PROJECT SUMMARY
Despite the prevalence of advanced age as a risk factor for many diseases, its features are rarely replicated in
experimental modeling of these diseases. Mimicking elements of aging is particularly rare in the in vitro
context, even though in vitro approaches can offer a degree of tunability and control that enable pursuit of
unique mechanistic, biological questions. Many diseases also present with sexual dimorphism, wherein men
exhibit different disease characteristics than women. Again, this element of sex-specific behavior is rarely
examined in the in vitro environment.
In aortic valve stenosis (AVS), advanced age and male sex are the top two risk factors; AVS also exhibits
sexual dimorphism in its presentation. The only approved treatment for this prevalent disease is surgical valve
replacement, a shortfall that is, in large part, due to our relatively poor understanding of its pathogenesis and
progression. Current platforms are not set up to query why aging is the strongest risk factor for this disease, or
why men exhibit difference pathology than women. Thus, we propose to create in vitro tissue-engineered
models that incorporate both age-related and sex-specific features in order to elucidate mechanisms
responsible for the onset of AVS hallmarks.

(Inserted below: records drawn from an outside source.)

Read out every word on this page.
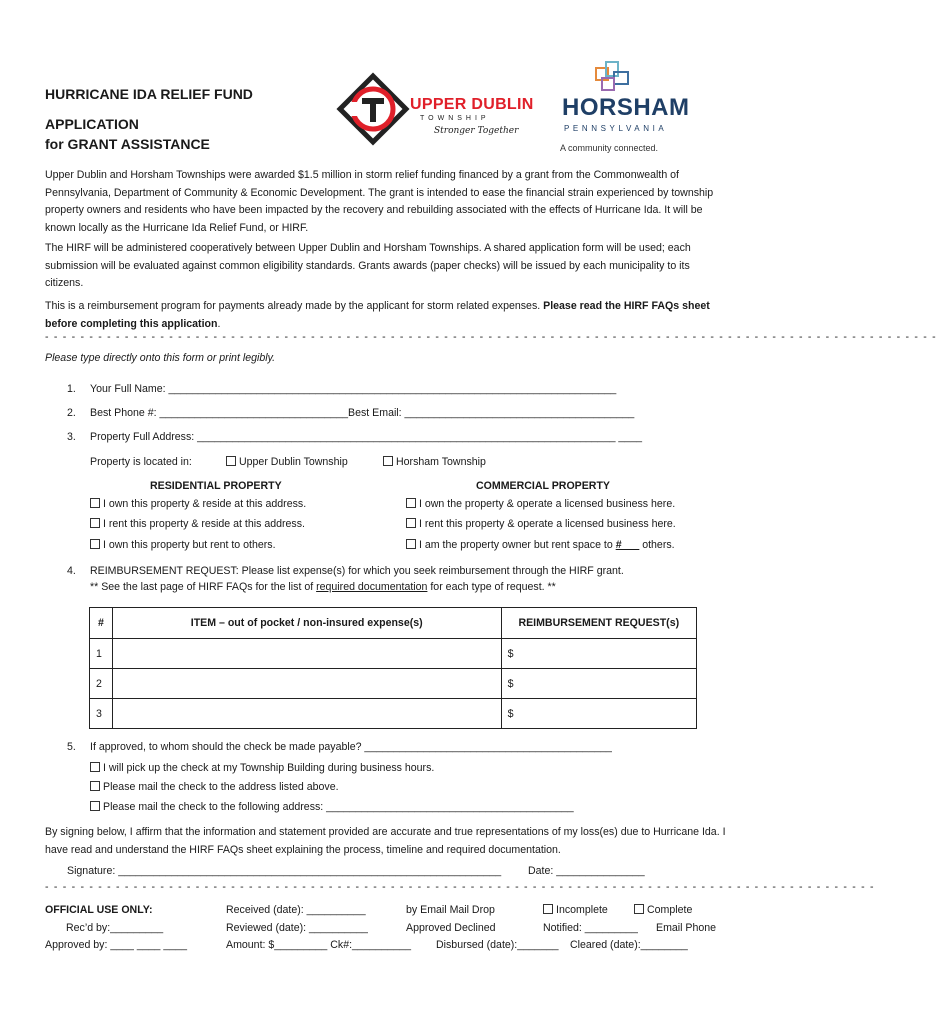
HURRICANE IDA RELIEF FUND
APPLICATION
for GRANT ASSISTANCE
UPPER DUBLIN
TOWNSHIP
Stronger Together
HORSHAM
PENNSYLVANIA
A community connected.
Upper Dublin and Horsham Townships were awarded $1.5 million in storm relief funding financed by a grant from the Commonwealth of Pennsylvania, Department of Community & Economic Development. The grant is intended to ease the financial strain experienced by township property owners and residents who have been impacted by the recovery and rebuilding associated with the effects of Hurricane Ida. It will be known locally as the Hurricane Ida Relief Fund, or HIRF.
The HIRF will be administered cooperatively between Upper Dublin and Horsham Townships. A shared application form will be used; each submission will be evaluated against common eligibility standards. Grants awards (paper checks) will be issued by each municipality to its citizens.
This is a reimbursement program for payments already made by the applicant for storm related expenses. Please read the HIRF FAQs sheet before completing this application.
- - - - - - - - - - - - - - - - - - - - - - - - - - - - - - - - - - - - - - - - - - - - - - - - - - - - - - - - - - - - - - - - - - - - - - - - - - - - - - - - - - - - - - - - - - - - - - - - - - - - -
Please type directly onto this form or print legibly.
1. Your Full Name: ____________________________________________________________________________
2. Best Phone #: ________________________________Best Email: _______________________________________
3. Property Full Address: _______________________________________________________________________ ____
Property is located in:	Upper Dublin Township	Horsham Township
RESIDENTIAL PROPERTY	COMMERCIAL PROPERTY
I own this property & reside at this address.
I rent this property & reside at this address.
I own this property but rent to others.
I own the property & operate a licensed business here.
I rent this property & operate a licensed business here.
I am the property owner but rent space to #___ others.
4. REIMBURSEMENT REQUEST: Please list expense(s) for which you seek reimbursement through the HIRF grant.
** See the last page of HIRF FAQs for the list of required documentation for each type of request. **
#	ITEM – out of pocket / non-insured expense(s)	REIMBURSEMENT REQUEST(s)
1		$
2		$
3		$
5. If approved, to whom should the check be made payable? __________________________________________
I will pick up the check at my Township Building during business hours.
Please mail the check to the address listed above.
Please mail the check to the following address: __________________________________________
By signing below, I affirm that the information and statement provided are accurate and true representations of my loss(es) due to Hurricane Ida. I have read and understand the HIRF FAQs sheet explaining the process, timeline and required documentation.
Signature: _________________________________________________________________	Date: _______________
- - - - - - - - - - - - - - - - - - - - - - - - - - - - - - - - - - - - - - - - - - - - - - - - - - - - - - - - - - - - - - - - - - - - - - - - - - - - - - - - - - - - - - - - - - - - - -
OFFICIAL USE ONLY:
Rec’d by:_________
Approved by: ____ ____ ____
Received (date): __________
Reviewed (date): __________
Amount: $_________ Ck#:__________
by Email Mail Drop
Approved Declined
Disbursed (date):_______
Incomplete	Complete
Notified: _________ Email Phone
Cleared (date):________
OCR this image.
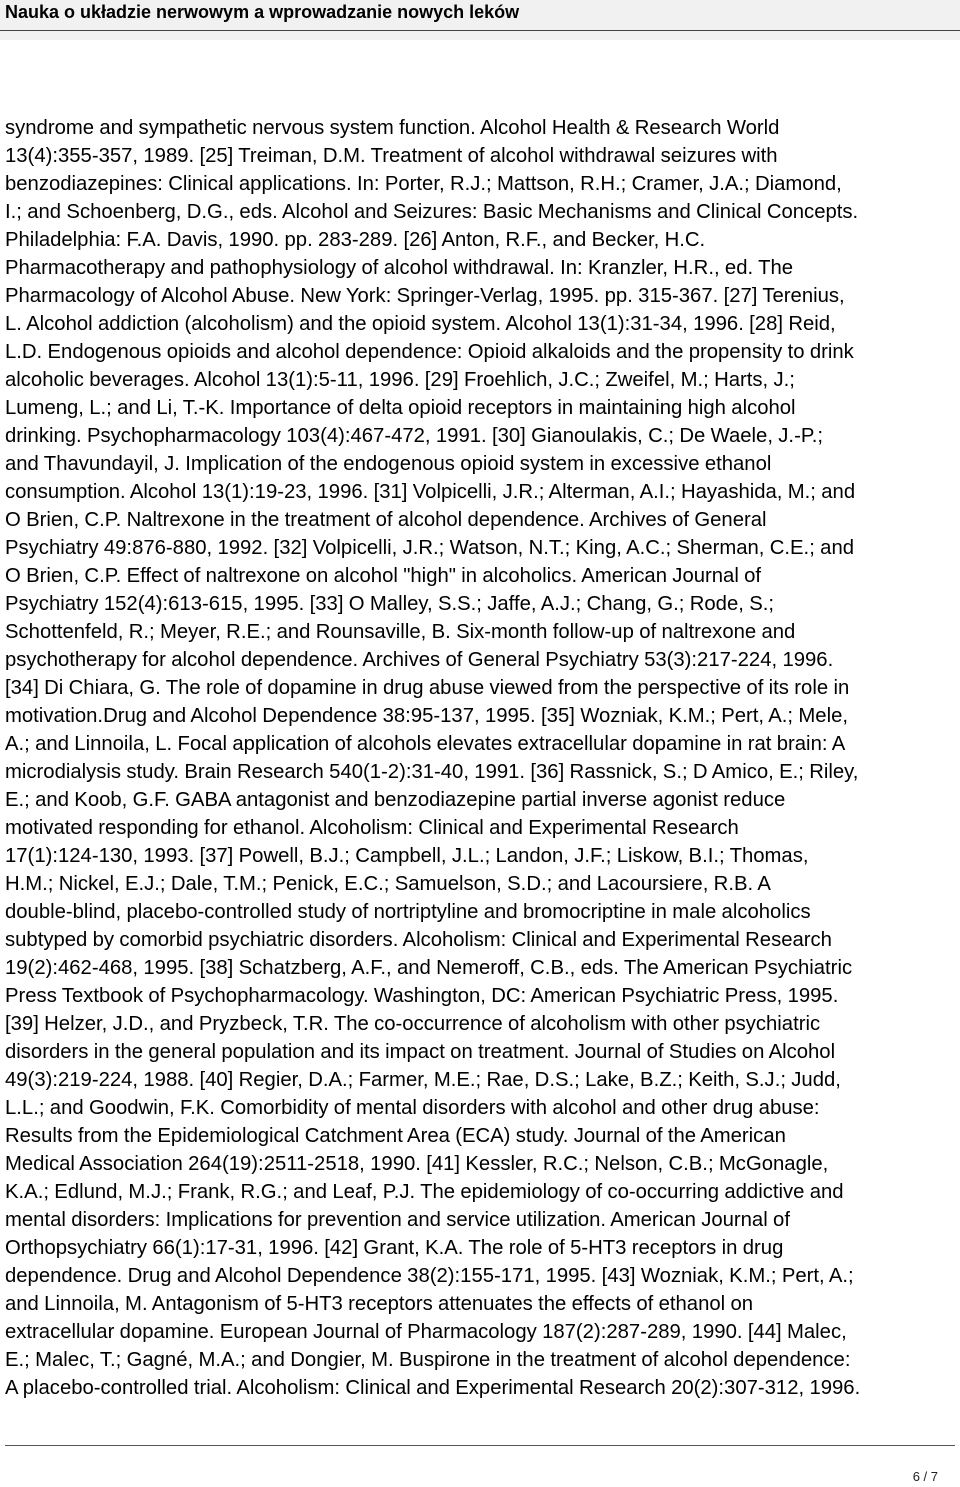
Nauka o układzie nerwowym a wprowadzanie nowych leków
syndrome and sympathetic nervous system function. Alcohol Health & Research World
13(4):355-357, 1989. [25] Treiman, D.M. Treatment of alcohol withdrawal seizures with
benzodiazepines: Clinical applications. In: Porter, R.J.; Mattson, R.H.; Cramer, J.A.; Diamond,
I.; and Schoenberg, D.G., eds. Alcohol and Seizures: Basic Mechanisms and Clinical Concepts.
Philadelphia: F.A. Davis, 1990. pp. 283-289. [26] Anton, R.F., and Becker, H.C.
Pharmacotherapy and pathophysiology of alcohol withdrawal. In: Kranzler, H.R., ed. The
Pharmacology of Alcohol Abuse. New York: Springer-Verlag, 1995. pp. 315-367. [27] Terenius,
L. Alcohol addiction (alcoholism) and the opioid system. Alcohol 13(1):31-34, 1996. [28] Reid,
L.D. Endogenous opioids and alcohol dependence: Opioid alkaloids and the propensity to drink
alcoholic beverages. Alcohol 13(1):5-11, 1996. [29] Froehlich, J.C.; Zweifel, M.; Harts, J.;
Lumeng, L.; and Li, T.-K. Importance of delta opioid receptors in maintaining high alcohol
drinking. Psychopharmacology 103(4):467-472, 1991. [30] Gianoulakis, C.; De Waele, J.-P.;
and Thavundayil, J. Implication of the endogenous opioid system in excessive ethanol
consumption. Alcohol 13(1):19-23, 1996. [31] Volpicelli, J.R.; Alterman, A.I.; Hayashida, M.; and
O Brien, C.P. Naltrexone in the treatment of alcohol dependence. Archives of General
Psychiatry 49:876-880, 1992. [32] Volpicelli, J.R.; Watson, N.T.; King, A.C.; Sherman, C.E.; and
O Brien, C.P. Effect of naltrexone on alcohol "high" in alcoholics. American Journal of
Psychiatry 152(4):613-615, 1995. [33] O Malley, S.S.; Jaffe, A.J.; Chang, G.; Rode, S.;
Schottenfeld, R.; Meyer, R.E.; and Rounsaville, B. Six-month follow-up of naltrexone and
psychotherapy for alcohol dependence. Archives of General Psychiatry 53(3):217-224, 1996.
[34] Di Chiara, G. The role of dopamine in drug abuse viewed from the perspective of its role in
motivation.Drug and Alcohol Dependence 38:95-137, 1995. [35] Wozniak, K.M.; Pert, A.; Mele,
A.; and Linnoila, L. Focal application of alcohols elevates extracellular dopamine in rat brain: A
microdialysis study. Brain Research 540(1-2):31-40, 1991. [36] Rassnick, S.; D Amico, E.; Riley,
E.; and Koob, G.F. GABA antagonist and benzodiazepine partial inverse agonist reduce
motivated responding for ethanol. Alcoholism: Clinical and Experimental Research
17(1):124-130, 1993. [37] Powell, B.J.; Campbell, J.L.; Landon, J.F.; Liskow, B.I.; Thomas,
H.M.; Nickel, E.J.; Dale, T.M.; Penick, E.C.; Samuelson, S.D.; and Lacoursiere, R.B. A
double-blind, placebo-controlled study of nortriptyline and bromocriptine in male alcoholics
subtyped by comorbid psychiatric disorders. Alcoholism: Clinical and Experimental Research
19(2):462-468, 1995. [38] Schatzberg, A.F., and Nemeroff, C.B., eds. The American Psychiatric
Press Textbook of Psychopharmacology. Washington, DC: American Psychiatric Press, 1995.
[39] Helzer, J.D., and Pryzbeck, T.R. The co-occurrence of alcoholism with other psychiatric
disorders in the general population and its impact on treatment. Journal of Studies on Alcohol
49(3):219-224, 1988. [40] Regier, D.A.; Farmer, M.E.; Rae, D.S.; Lake, B.Z.; Keith, S.J.; Judd,
L.L.; and Goodwin, F.K. Comorbidity of mental disorders with alcohol and other drug abuse:
Results from the Epidemiological Catchment Area (ECA) study. Journal of the American
Medical Association 264(19):2511-2518, 1990. [41] Kessler, R.C.; Nelson, C.B.; McGonagle,
K.A.; Edlund, M.J.; Frank, R.G.; and Leaf, P.J. The epidemiology of co-occurring addictive and
mental disorders: Implications for prevention and service utilization. American Journal of
Orthopsychiatry 66(1):17-31, 1996. [42] Grant, K.A. The role of 5-HT3 receptors in drug
dependence. Drug and Alcohol Dependence 38(2):155-171, 1995. [43] Wozniak, K.M.; Pert, A.;
and Linnoila, M. Antagonism of 5-HT3 receptors attenuates the effects of ethanol on
extracellular dopamine. European Journal of Pharmacology 187(2):287-289, 1990. [44] Malec,
E.; Malec, T.; Gagné, M.A.; and Dongier, M. Buspirone in the treatment of alcohol dependence:
A placebo-controlled trial. Alcoholism: Clinical and Experimental Research 20(2):307-312, 1996.
6 / 7
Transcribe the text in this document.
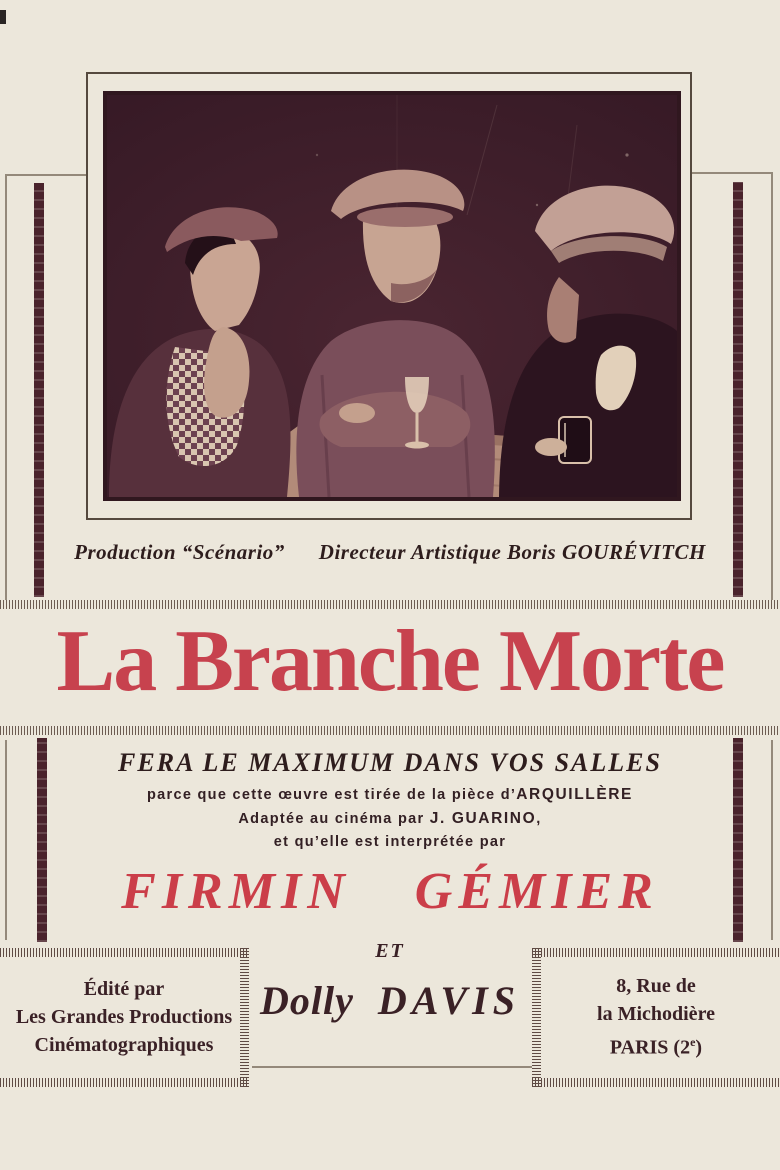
Production “Scénario” Directeur Artistique Boris GOURÉVITCH
La Branche Morte
FERA LE MAXIMUM DANS VOS SALLES
parce que cette œuvre est tirée de la pièce d’ARQUILLÈRE
Adaptée au cinéma par J. GUARINO,
et qu’elle est interprétée par
FIRMIN GÉMIER
ET
Dolly DAVIS
Édité par
Les Grandes Productions
Cinématographiques
8, Rue de
la Michodière
PARIS (2e)
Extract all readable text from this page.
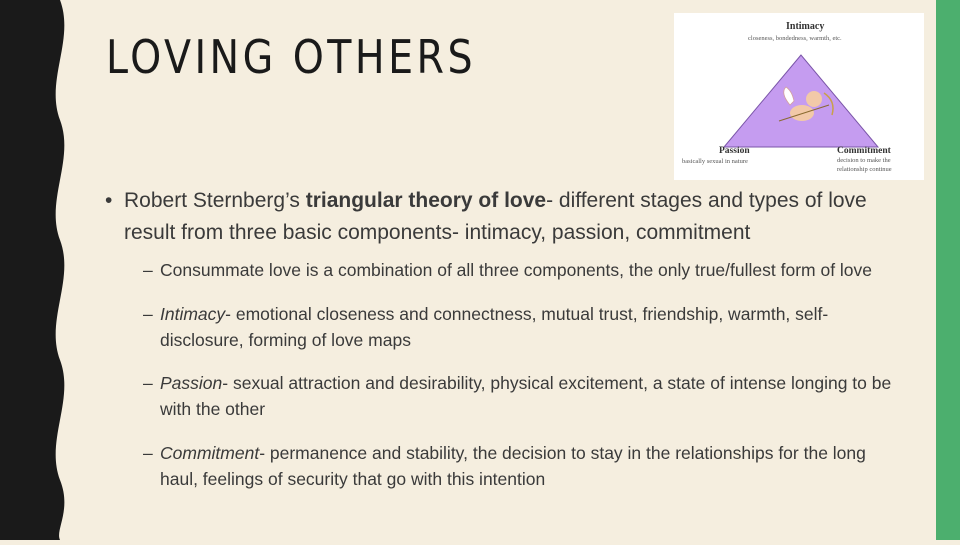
LOVING OTHERS
Intimacy
closeness, bondedness, warmth, etc.
Passion
basically sexual in nature
Commitment
decision to make the
relationship continue

• Robert Sternberg’s triangular theory of love- different stages and types of love result from three basic components- intimacy, passion, commitment

– Consummate love is a combination of all three components, the only true/fullest form of love

– Intimacy- emotional closeness and connectness, mutual trust, friendship, warmth, self-disclosure, forming of love maps

– Passion- sexual attraction and desirability, physical excitement, a state of intense longing to be with the other

– Commitment- permanence and stability, the decision to stay in the relationships for the long haul, feelings of security that go with this intention
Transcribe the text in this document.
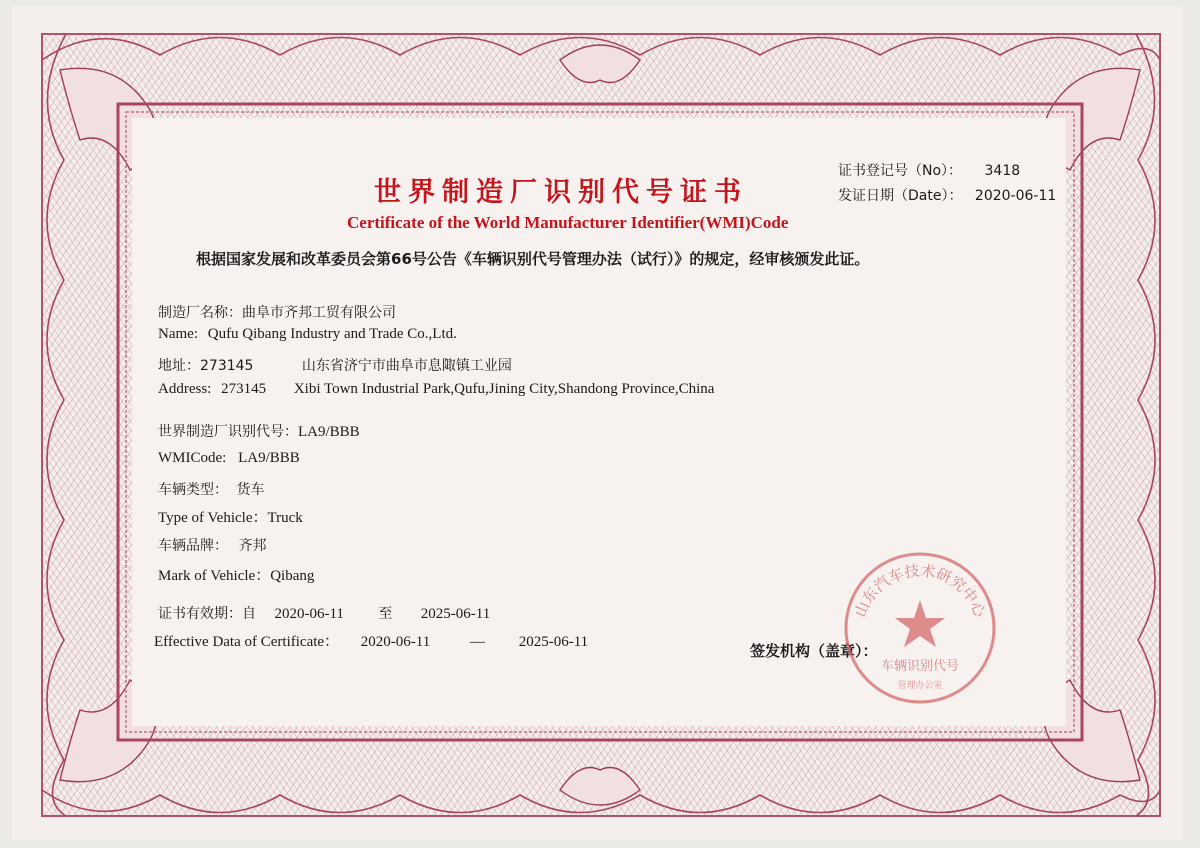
证书登记号（No）： 3418
发证日期（Date）： 2020-06-11
世界制造厂识别代号证书
Certificate of the World Manufacturer Identifier(WMI)Code
根据国家发展和改革委员会第66号公告《车辆识别代号管理办法（试行）》的规定，经审核颁发此证。
制造厂名称：曲阜市齐邦工贸有限公司
Name: Qufu Qibang Industry and Trade Co.,Ltd.
地址：273145	山东省济宁市曲阜市息陬镇工业园
Address: 273145 Xibi Town Industrial Park,Qufu,Jining City,Shandong Province,China
世界制造厂识别代号：LA9/BBB
WMICode: LA9/BBB
车辆类型： 货车
Type of Vehicle：Truck
车辆品牌： 齐邦
Mark of Vehicle：Qibang
证书有效期：自 2020-06-11 至 2025-06-11
Effective Data of Certificate： 2020-06-11	— 2025-06-11	签发机构（盖章）：
山东汽车技术研究中心
车辆识别代号
管理办公室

Specifically, we will: 1) Characterize age-related changes in valve structure and hemodynamics and create
corresponding engineered environments, 2) Evaluate the roles of cellular aging vs. environment aging in
sensitizing the valve to pathological stimuli, and 3) Determine how age-related sex hormone changes (and
cellular memory thereof) influence the valvular response to pathological stimuli.
This study will yield multiple advancements, particularly with respect to in vitro modeling of aging and
pathologies, and identification of the most influential age-related features that guide the responsiveness of
valve tissues to pathological stimuli. Such work has the potential to identify specific age-related changes and
signaling pathways that may be targets for intervention strategies to reduce AVS risk.